Sie kennen diese Situation vielleicht: Sie stehen im Fahrstuhl und ein Trupp Handwerker von der Baustelle ein Stockwerk tiefer steigt dazu. Okay, denken Sie, denen darf man ein bisschen Schweißgeruch nicht zum Vorwurf machen, denn die Herren verrichten körperlich anstrengende Arbeit. Was aber ist mit dem Kollegen neben Ihnen, der den ganzen Tag am Schreibtisch sitzt? Wie verhält man sich, wenn jemand so intensiv nach Schweiß riecht, dass Sie Ihr Büro für geraume Zeit verlassen müssen, weil Sie es nicht aushalten? Oder wenn Ihr Gegenüber in der Besprechung ständig Mundgeruch hat?
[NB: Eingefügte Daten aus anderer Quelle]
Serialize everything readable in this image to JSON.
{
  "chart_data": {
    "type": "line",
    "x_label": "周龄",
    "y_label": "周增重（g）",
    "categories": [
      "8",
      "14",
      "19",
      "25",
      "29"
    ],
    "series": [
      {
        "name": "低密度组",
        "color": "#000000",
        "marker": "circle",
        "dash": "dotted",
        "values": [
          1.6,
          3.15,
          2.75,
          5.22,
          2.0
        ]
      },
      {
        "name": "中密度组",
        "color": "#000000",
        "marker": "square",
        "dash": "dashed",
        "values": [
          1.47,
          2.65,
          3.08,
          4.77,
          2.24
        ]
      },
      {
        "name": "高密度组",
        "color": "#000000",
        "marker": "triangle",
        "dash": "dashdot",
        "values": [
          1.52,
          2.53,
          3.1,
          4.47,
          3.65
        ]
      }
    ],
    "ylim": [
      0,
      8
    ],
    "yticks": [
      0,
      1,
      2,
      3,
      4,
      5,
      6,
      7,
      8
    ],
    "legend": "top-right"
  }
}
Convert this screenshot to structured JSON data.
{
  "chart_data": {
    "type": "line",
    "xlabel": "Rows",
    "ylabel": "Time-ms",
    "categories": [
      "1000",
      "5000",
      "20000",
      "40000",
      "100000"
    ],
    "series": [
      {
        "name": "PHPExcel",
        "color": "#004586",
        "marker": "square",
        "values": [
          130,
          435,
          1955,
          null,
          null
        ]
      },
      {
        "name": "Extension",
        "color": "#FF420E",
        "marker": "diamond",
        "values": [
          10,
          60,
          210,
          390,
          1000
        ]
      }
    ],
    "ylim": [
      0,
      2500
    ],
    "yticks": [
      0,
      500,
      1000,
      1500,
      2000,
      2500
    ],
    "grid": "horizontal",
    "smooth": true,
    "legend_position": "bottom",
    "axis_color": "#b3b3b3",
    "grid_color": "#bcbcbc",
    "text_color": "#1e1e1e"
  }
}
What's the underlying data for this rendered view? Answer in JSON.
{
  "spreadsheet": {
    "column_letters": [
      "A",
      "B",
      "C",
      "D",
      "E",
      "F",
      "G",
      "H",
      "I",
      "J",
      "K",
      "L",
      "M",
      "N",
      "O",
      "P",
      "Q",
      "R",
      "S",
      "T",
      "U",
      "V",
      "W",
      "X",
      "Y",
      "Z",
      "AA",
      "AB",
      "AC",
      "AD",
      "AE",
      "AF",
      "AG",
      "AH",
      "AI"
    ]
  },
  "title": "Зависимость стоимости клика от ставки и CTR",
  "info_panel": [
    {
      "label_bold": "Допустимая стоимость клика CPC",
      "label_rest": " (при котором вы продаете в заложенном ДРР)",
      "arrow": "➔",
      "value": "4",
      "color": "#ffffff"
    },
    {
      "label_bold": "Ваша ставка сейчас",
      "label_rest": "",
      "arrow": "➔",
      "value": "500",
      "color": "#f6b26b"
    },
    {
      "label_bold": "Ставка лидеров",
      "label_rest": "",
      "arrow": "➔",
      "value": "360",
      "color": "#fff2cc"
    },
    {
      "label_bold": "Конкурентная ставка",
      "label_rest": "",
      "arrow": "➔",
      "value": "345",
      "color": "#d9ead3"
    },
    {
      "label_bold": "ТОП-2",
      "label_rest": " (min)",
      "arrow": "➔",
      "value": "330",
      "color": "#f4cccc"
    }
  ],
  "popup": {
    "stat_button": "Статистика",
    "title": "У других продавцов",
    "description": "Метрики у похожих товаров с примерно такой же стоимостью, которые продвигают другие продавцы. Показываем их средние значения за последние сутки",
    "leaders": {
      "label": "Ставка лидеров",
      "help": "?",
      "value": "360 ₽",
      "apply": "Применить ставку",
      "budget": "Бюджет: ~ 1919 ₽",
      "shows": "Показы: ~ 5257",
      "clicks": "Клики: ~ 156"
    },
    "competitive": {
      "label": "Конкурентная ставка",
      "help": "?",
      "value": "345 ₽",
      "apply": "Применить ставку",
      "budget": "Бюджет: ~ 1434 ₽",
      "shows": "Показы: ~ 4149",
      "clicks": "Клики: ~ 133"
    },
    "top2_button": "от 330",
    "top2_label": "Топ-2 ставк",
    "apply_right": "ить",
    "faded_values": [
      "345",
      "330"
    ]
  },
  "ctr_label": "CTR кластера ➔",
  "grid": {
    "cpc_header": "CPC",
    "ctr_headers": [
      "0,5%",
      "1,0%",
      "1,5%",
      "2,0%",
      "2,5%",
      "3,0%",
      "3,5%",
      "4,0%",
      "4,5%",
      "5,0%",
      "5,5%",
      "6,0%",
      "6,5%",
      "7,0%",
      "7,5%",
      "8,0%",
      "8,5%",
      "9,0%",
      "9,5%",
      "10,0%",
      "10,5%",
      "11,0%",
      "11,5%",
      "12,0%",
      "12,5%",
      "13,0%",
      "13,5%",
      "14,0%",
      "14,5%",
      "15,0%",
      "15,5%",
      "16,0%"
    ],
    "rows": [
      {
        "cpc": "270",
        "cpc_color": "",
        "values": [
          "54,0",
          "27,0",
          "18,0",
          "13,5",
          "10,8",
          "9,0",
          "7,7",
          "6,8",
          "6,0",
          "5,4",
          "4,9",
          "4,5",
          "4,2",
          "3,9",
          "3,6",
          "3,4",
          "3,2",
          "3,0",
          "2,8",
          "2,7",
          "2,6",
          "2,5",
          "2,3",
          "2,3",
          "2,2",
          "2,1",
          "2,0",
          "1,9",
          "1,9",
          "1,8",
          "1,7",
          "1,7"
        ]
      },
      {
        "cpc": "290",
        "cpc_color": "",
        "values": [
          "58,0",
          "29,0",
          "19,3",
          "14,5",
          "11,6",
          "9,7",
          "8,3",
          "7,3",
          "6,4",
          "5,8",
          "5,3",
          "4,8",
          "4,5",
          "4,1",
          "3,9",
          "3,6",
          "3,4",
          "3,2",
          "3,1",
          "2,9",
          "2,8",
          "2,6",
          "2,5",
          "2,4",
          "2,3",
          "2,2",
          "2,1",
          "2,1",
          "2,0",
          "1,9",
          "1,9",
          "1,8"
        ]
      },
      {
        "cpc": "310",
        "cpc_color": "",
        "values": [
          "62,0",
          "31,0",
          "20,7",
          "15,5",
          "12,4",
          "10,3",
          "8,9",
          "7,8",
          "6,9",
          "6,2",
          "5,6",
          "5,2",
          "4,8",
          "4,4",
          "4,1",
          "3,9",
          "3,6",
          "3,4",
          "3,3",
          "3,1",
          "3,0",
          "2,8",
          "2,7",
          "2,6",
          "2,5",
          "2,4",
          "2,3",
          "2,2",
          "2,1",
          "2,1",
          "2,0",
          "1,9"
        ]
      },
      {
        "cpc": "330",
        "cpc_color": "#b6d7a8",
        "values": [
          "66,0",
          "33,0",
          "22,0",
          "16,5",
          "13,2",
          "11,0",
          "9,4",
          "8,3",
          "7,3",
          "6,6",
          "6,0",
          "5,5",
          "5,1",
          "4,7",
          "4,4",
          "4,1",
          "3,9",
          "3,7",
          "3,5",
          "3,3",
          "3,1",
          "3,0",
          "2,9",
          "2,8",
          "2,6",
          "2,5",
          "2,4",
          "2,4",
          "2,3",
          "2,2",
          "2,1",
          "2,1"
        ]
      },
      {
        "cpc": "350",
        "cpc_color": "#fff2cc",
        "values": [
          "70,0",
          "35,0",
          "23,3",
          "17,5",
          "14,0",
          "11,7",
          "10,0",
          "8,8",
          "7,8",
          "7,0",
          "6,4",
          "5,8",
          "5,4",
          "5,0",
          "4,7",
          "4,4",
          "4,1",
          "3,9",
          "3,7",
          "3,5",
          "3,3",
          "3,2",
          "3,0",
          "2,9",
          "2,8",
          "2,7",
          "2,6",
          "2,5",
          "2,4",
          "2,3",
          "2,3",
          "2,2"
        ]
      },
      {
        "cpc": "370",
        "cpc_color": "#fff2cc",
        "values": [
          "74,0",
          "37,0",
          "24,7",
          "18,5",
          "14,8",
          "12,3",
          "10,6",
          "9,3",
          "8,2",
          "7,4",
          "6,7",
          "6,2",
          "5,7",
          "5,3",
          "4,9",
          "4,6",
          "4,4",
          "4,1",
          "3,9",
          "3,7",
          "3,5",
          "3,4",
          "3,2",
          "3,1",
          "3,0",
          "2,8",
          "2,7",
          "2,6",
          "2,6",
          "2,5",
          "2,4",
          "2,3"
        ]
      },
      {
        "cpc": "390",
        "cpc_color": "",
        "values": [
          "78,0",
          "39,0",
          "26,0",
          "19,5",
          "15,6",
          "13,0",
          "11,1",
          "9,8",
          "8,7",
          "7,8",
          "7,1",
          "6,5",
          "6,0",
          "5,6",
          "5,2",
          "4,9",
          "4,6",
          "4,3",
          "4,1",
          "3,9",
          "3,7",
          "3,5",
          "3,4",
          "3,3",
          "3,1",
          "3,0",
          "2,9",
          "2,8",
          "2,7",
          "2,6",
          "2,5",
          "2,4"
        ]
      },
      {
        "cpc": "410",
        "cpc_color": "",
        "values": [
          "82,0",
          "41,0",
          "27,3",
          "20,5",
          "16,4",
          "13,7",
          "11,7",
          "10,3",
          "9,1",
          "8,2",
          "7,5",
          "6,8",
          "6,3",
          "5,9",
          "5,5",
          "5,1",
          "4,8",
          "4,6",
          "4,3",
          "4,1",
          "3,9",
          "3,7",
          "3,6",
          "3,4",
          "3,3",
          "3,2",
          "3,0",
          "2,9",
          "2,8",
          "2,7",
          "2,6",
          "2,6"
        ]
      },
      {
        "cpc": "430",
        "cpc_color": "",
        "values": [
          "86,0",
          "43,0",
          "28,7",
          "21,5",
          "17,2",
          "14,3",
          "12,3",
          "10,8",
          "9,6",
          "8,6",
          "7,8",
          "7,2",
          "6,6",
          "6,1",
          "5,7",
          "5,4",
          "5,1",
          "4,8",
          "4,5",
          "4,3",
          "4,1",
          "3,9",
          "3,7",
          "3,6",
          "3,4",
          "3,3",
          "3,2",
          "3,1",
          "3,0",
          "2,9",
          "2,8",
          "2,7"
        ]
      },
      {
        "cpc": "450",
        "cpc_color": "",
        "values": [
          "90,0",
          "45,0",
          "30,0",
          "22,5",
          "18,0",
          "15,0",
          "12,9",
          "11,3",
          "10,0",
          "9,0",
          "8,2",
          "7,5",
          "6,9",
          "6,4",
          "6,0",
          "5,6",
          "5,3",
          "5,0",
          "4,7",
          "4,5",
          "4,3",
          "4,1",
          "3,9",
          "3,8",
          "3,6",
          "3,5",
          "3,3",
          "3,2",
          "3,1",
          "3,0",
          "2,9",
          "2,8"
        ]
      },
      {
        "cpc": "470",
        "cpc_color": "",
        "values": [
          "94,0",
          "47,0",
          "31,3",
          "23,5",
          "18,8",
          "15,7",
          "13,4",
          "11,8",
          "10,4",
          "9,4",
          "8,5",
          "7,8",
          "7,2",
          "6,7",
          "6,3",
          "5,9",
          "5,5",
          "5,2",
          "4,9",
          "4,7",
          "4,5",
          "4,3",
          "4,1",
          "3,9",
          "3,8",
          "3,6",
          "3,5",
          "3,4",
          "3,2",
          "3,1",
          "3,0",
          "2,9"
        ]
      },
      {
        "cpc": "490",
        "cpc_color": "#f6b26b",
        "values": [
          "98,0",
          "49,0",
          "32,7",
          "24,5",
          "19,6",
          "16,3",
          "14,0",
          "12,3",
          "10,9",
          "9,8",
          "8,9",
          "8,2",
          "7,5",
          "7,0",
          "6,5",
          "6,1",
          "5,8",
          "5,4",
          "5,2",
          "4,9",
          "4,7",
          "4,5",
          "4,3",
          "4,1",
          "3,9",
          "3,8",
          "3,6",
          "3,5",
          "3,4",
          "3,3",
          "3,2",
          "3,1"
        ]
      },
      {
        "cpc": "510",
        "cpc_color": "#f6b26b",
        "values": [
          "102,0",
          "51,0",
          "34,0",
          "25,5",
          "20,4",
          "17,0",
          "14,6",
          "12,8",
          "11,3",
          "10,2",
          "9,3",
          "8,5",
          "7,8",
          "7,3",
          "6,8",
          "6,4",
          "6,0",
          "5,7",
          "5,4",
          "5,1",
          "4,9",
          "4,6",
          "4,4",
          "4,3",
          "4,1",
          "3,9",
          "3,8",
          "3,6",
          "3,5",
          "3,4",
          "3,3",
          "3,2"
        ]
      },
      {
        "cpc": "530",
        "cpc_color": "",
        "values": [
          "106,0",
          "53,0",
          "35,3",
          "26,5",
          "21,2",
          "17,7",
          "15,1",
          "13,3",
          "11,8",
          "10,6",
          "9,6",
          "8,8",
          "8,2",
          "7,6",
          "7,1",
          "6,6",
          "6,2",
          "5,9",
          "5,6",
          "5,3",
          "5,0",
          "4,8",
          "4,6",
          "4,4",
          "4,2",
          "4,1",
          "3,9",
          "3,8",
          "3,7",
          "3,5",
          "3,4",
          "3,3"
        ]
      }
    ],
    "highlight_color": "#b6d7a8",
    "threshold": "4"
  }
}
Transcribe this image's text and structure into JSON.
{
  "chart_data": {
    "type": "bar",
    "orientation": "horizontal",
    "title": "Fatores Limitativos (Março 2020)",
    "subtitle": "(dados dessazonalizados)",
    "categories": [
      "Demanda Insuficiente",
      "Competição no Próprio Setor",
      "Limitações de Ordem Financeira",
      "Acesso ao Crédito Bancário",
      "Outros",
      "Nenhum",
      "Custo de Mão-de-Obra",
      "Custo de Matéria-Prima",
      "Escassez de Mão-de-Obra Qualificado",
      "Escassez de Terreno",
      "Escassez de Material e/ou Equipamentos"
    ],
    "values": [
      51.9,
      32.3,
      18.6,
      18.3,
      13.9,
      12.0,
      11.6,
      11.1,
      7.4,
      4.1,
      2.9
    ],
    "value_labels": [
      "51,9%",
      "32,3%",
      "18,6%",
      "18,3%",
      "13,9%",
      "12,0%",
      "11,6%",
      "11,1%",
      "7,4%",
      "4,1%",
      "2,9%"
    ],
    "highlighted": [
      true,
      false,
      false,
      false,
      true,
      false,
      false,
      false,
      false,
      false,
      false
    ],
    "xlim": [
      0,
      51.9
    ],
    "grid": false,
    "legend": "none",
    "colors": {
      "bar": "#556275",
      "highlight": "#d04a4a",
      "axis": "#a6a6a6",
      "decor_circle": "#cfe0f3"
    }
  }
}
Man denkt sich: Der muss doch merken, dass er stinkt. Aber viele Menschen nehmen ihren Eigengeruch nicht wahr. Denn mit Schweißgeruch ist es wie mit einer Knoblauchfahne: Die riecht nur der, der keinen Knoblauch gegessen hat. Es kann auch sein, dass Ihr Kollege jeden Morgen duscht und trotzdem kurze Zeit später zu müffeln beginnt: Vielleicht trägt er einfach ungünstige Kleidung (z.B. ein Synthetikhemd) oder benutzt nur selten oder das falsche Deo.
Da er selbst seinen Schweißgeruch nicht wahrnimmt, wird er auch nichts daran ändern. Sie sollten also auf jeden Fall etwas sagen. Vielleicht hat er sich auch schon gewundert, warum die Termine mit Kunden immer die anderen Kollegen bekommen, oder wieso nach einer Stippvisite bei den Kollegen die Fenster aufgerissen werden.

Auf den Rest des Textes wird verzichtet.